Ich hab jetzt gute zwei Stunden meines Lebens in diesen Beitrag investiert. Sätze getippt und wieder gelöscht und neu getippt und wieder gelöscht und wieder getippt. Umformuliert und verbessert und überlegt. Und gezweifelt. Nicht an dem, von dem ich erzähle, sondern ob ich es überhaupt veröffentlichen soll.

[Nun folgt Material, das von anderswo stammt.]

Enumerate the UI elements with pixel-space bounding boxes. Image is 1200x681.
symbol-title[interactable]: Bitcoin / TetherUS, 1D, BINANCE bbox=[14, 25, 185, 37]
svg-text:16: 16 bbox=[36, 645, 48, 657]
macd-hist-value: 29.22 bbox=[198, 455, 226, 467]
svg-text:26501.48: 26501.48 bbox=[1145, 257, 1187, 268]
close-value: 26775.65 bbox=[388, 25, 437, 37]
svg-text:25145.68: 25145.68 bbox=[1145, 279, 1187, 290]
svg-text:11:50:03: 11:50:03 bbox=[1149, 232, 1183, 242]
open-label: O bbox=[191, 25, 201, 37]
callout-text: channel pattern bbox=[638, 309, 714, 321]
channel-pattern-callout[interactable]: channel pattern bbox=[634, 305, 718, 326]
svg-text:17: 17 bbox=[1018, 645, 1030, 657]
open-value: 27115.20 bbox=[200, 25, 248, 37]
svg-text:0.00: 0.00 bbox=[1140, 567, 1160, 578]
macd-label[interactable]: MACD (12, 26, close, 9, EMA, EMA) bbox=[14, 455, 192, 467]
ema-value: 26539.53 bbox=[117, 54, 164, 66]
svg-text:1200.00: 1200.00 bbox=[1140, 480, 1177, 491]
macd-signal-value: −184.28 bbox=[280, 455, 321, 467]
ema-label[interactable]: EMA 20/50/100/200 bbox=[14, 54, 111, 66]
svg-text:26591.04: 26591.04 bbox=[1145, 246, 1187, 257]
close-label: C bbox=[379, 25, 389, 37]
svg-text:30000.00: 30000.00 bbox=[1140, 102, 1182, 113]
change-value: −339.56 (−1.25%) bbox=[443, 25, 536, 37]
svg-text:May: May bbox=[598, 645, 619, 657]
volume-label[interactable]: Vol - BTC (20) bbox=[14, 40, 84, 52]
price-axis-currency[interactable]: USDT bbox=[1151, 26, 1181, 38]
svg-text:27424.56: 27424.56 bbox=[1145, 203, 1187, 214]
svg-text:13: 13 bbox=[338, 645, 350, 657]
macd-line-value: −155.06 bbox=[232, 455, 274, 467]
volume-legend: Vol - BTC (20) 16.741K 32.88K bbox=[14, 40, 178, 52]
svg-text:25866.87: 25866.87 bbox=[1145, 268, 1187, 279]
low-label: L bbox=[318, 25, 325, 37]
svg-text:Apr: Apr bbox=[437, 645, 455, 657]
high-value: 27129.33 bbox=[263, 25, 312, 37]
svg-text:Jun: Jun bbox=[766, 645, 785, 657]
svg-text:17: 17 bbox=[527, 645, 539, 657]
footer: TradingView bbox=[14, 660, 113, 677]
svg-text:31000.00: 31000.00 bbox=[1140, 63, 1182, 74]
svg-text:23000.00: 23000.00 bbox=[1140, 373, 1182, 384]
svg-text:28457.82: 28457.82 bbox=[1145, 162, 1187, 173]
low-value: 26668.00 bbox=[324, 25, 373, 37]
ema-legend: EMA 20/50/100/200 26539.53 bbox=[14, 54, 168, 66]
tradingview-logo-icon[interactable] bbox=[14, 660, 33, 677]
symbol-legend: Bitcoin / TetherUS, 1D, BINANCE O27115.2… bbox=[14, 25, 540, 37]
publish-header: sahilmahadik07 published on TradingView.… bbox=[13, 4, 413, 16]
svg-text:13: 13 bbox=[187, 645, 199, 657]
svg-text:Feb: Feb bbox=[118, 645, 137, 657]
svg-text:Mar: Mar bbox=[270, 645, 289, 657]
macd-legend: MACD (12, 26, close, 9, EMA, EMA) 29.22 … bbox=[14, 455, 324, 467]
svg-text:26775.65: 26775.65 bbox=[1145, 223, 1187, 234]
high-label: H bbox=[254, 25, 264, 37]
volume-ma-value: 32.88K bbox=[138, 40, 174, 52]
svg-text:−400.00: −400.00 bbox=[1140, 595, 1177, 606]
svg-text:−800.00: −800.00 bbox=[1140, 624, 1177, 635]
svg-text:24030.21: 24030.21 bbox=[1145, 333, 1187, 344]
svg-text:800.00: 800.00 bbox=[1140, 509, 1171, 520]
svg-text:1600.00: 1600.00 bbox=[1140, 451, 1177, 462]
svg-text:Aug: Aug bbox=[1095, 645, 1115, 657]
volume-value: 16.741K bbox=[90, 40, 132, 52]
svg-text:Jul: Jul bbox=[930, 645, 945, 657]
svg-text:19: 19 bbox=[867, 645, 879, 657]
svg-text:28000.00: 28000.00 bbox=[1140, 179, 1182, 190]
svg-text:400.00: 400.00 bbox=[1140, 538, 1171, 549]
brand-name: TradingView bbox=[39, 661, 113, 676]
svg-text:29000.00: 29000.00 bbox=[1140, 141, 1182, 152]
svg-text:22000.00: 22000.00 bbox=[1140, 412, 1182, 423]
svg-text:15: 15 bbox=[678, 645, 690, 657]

Religion und Glaube sind nun einmal Dinge, über die sich streiten lässt – es gibt deine Wahrheit und meine Wahrheit und was für mich funktioniert, kann für die einen völlig verrückt klingen und die anderen völlig unter Druck setzen. Es kostet mich Überwindung, auf „Veröffentlichen“ zu drücken, denn es macht mich angreifbar. Sehr sogar. Mehr als die meisten anderen Blogbeiträge hier, mehr als Themen wie Kinderwunsch, Erziehung, Geschichten über Mobbing oder meine Kindheit, die alles andere als rosig war. Es gibt mehr zwischen Himmel und Erde, als man sich vorstellen kann, sagt ein Sprichwort und jeder hat so seine Dämonen in seinem Leben. Meine werden mitunter wirklich und sitzen mir zum Anfassen gegenüber oder hocken in einer Tanne. Gabe der Geisterunterscheidung nennt sich das im christlichen Glauben und manchmal kann ich das eben auch, einen Blick in dieses Dazwischen werfen. Ich weiß aber eben auch, dass es genügend Menschen gibt, die mich für völlig verrückt erklären, wenn ich von Dämonen und Befreiung spreche. Menschen, die dann an den „Exorzisten“ oder „Supernatural“ denken und schon mal die Nummer der nächsten Psychoklinik googlen, nur für den Fall. Denn schließlich passiert sowas doch nur im Fernsehen und man glaubt nicht wirklich an Geister, Engel und Dämonen, oder?